Thibault Camus / AP Images

A strike that started at 4 p.m. local time on Wednesday left the Eiffel Tower in Paris, France, closed and would-be visitors upset.

According to a report from The Guardian, the reason the union chose to strike is due to a new online booking procedure that causes “monstrous” lines of tourists for the Parisian icon. Last year, some 6 million people visited the “Iron Lady,” and last month those in charge decided to set aside half of the tower’s daily tickets for those who purchase online and schedule a time slot. Before the change, only 20 percent of each day’s tickets were used in that manner. The result of the move led to the outrageous lines.

On Wednesday, talks between management company SETE and CGT union officials broke down, and the site closed at 4 p.m., according to a France 24 report.
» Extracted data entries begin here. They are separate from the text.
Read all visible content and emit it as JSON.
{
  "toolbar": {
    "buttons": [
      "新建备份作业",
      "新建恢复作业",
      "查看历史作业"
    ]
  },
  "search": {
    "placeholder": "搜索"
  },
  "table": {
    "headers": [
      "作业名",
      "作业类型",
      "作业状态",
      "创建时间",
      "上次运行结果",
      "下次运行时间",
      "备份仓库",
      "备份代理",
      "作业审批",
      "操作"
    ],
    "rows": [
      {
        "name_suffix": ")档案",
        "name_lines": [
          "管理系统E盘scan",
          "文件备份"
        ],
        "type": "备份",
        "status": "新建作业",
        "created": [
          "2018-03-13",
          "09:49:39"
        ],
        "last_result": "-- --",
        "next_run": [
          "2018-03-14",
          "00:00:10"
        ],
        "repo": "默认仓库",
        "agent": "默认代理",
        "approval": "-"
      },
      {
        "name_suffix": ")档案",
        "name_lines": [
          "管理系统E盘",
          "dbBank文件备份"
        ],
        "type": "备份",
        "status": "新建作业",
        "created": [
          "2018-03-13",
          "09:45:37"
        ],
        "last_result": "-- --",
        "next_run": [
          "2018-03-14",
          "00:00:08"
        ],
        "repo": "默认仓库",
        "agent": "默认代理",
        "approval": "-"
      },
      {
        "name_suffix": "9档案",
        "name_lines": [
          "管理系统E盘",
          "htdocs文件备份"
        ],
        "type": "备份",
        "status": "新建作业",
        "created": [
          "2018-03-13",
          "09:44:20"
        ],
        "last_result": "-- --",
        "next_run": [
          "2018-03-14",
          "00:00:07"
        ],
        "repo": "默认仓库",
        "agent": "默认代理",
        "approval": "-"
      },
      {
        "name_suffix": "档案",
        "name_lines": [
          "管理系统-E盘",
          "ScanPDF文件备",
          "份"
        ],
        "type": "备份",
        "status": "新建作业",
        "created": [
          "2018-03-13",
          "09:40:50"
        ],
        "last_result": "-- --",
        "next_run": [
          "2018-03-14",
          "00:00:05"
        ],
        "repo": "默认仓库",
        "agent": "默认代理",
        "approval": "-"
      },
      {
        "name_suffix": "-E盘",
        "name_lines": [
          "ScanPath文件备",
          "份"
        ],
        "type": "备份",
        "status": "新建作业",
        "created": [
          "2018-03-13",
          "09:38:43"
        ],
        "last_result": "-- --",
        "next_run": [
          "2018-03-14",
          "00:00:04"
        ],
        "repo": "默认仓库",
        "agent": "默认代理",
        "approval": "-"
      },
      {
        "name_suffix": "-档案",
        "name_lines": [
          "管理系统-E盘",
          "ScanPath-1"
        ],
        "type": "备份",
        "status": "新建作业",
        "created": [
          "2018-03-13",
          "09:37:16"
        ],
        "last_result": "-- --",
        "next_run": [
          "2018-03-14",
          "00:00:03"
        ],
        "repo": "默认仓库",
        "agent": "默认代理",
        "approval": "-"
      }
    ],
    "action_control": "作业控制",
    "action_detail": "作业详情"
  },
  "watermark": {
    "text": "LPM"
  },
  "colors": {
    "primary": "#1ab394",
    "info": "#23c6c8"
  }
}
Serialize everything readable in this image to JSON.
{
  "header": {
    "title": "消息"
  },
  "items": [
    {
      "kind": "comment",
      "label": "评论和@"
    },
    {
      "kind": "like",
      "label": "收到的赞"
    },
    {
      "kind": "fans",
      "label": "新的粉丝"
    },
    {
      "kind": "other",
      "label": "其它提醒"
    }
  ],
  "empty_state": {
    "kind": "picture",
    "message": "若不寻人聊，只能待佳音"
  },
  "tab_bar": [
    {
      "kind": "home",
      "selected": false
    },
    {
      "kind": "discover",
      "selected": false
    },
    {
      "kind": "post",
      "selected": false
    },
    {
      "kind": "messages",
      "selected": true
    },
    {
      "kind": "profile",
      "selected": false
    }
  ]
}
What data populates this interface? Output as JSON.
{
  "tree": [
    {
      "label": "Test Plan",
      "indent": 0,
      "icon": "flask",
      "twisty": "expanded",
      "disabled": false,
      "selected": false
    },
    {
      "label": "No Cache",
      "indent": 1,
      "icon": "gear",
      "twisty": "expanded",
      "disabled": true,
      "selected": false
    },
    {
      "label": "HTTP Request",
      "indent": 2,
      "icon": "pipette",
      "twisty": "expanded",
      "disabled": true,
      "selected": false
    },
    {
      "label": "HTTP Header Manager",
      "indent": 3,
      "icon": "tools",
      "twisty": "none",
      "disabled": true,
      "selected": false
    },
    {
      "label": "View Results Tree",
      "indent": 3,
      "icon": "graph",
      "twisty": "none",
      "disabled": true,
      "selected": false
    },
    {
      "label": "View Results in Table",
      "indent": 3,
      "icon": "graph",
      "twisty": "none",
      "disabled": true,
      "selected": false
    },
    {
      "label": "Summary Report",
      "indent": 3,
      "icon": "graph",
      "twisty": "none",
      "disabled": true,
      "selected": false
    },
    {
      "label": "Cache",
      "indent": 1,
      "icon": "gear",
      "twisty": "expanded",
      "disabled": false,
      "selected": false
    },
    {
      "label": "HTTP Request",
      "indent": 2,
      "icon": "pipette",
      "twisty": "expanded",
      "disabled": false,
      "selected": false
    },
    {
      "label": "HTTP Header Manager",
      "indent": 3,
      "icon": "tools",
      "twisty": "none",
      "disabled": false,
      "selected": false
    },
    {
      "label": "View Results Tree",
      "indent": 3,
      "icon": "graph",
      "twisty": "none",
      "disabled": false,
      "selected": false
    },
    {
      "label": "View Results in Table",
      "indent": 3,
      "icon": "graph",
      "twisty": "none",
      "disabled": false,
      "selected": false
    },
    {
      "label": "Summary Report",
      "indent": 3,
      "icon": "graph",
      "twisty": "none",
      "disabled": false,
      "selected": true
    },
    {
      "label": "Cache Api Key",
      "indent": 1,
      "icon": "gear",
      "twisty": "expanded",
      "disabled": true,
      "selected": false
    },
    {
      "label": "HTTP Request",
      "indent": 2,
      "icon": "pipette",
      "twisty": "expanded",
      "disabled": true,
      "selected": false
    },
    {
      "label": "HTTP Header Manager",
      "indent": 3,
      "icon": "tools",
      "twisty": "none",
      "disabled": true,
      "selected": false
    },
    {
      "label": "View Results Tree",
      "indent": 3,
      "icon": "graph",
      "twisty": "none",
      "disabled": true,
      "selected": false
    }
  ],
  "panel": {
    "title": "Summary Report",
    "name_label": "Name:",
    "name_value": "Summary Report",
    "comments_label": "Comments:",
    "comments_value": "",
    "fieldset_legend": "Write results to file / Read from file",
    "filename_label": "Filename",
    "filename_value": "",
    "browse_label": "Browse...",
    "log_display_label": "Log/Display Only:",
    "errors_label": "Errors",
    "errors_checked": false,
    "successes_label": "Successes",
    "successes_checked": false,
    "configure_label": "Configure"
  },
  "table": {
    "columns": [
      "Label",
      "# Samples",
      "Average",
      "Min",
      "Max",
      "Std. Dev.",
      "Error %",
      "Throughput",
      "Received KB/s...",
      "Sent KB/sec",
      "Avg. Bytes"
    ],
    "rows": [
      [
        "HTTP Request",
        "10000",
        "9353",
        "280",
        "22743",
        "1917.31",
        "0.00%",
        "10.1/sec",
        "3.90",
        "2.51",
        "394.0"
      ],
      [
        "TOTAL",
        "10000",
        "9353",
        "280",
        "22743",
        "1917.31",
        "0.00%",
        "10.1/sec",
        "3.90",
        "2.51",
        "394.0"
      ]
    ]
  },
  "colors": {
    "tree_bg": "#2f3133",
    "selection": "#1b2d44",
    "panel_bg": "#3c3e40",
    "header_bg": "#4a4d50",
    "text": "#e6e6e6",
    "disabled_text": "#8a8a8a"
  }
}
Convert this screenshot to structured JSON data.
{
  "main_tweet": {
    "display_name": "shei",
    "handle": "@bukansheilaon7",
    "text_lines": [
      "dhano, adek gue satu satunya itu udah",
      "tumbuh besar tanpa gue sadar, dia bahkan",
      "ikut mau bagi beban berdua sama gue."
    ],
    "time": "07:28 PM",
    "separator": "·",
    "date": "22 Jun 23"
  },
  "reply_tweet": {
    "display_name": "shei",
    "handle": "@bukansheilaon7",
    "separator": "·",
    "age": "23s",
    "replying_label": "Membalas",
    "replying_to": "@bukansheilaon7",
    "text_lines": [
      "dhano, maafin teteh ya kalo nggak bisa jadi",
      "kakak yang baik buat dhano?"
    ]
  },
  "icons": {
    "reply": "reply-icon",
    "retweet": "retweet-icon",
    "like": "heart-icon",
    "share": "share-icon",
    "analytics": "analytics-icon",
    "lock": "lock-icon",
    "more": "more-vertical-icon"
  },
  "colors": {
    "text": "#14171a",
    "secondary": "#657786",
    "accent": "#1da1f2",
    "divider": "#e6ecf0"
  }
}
While visitors who were already inside the 1,063-foot tall tower were not forced to leave, nobody else was allowed to go up, and the closure will last until an agreement is somehow reached.

According to the CGT union, another problem with the newly implemented policies is that some of the elevators remain reserved for different types of ticket holders, which “creates lines that are at times monstrous and often lopsided.”

The CGT’s Denis Vavassori said, “Beyond the waste in terms of efficiency, and the unhappy visitors… employees’ patience has run out.”

Overall, the union merely wants management to make an adjustment in the way the elevators are used in order to help manage the flow of visitors in a reasonable manner, but SETE refused despite the unhappy customers and employees resulting from the lopsided elevator usage and increased wait times.

Would-be Eiffel Tower visitor James Andre said, “This has to be the Frenchest story of them all. The Eiffel Tower is on strike.”

The monument’s Twitter account tweeted, “LAST MINUTE INFORMATION: Due to a strike, the Eiffel Tower is closed since 4:00 pm (16h00).
Visitors with tickets, please check your mailbox for further information. We are truly sorry for the inconvenience.”

Twitter user Liza Thomas responded tweeting, “Ridiculous there was no available information regarding strike on your website earlier in the day. Such a disappointment…”

This strike isn’t the first one to close the Eiffel Tower. Numerous times over the years, the more than 300 employees who work there each day have stopped working for various reasons including maintenance issues and pickpockets.

There’s no word on how long the strike will last. Until it ends, there’s always the replica in Las Vegas or numerous others throughout the world.